Clinical cases to consider
- How does the viral prodrome help narrow the differential?
- What distinguishes myopericarditis from myocarditis in terms of function and risk?
- Why is echo essential even when the ECG and troponin suggest inflammation
- What mechanisms could explain AF in this context?
- How does autoimmune myopericarditis differ from viral causes in presentation and management?
- What are the priorities: rate control, rhythm, inflammation, or underlying disease
- What distinguishes myocarditis from pericarditis and myopericarditis?
- How does viral history guide your differential—and what other causes must you consider?

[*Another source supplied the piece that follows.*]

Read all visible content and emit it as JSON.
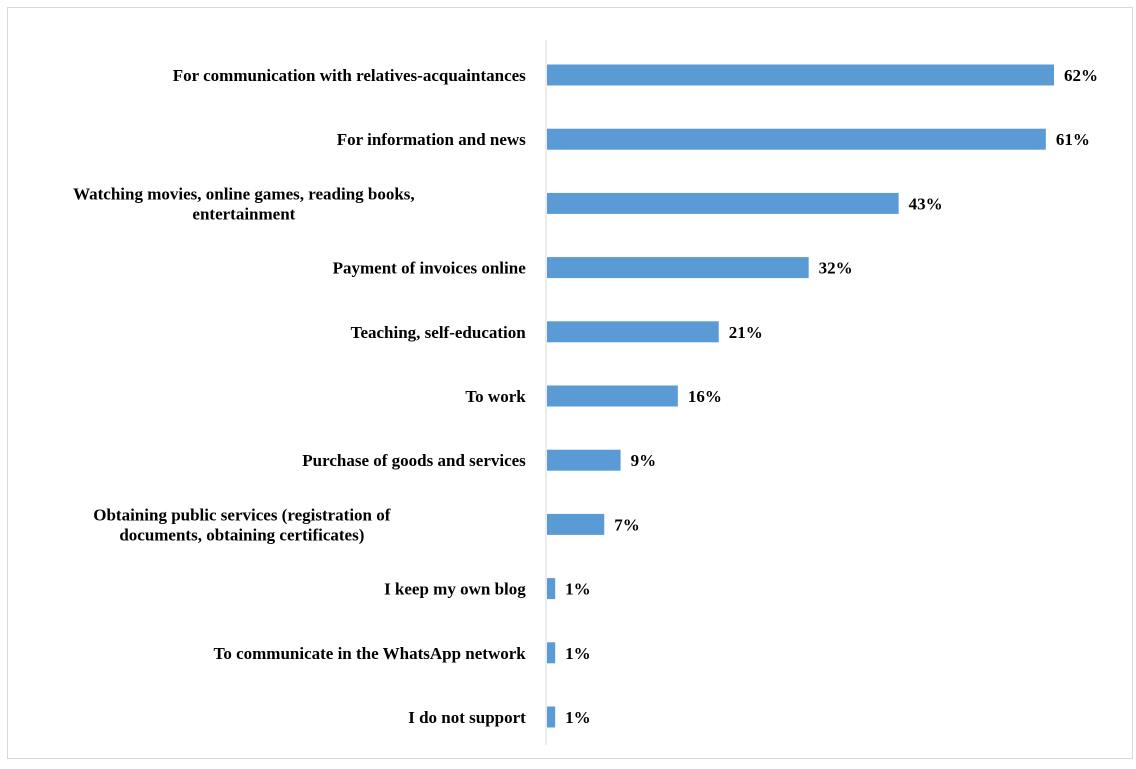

- What investigations help assess severity and guide management?
🧵 Putting It All Together
Pericarditis is a great case for integrating anatomy, physiology, and clinical reasoning:
- Anatomy: Know your layers—visceral vs parietal
- Physiology: Understand how effusion impairs preload and cardiac output
- Clinical reasoning: Use positional pain, ECG changes, and echo findings to differentiate from MI or PE
And always ask:
Is this isolated pericarditis, or part of a systemic process?
🩺 Final Thought
Pericarditis is more than just chest pain—it’s a window into how inflammation affects cardiac function, and how careful reasoning helps us distinguish it from more dangerous differentials. Keep your ears tuned for the rub, your eyes on the ECG, and your mind on the mechanism.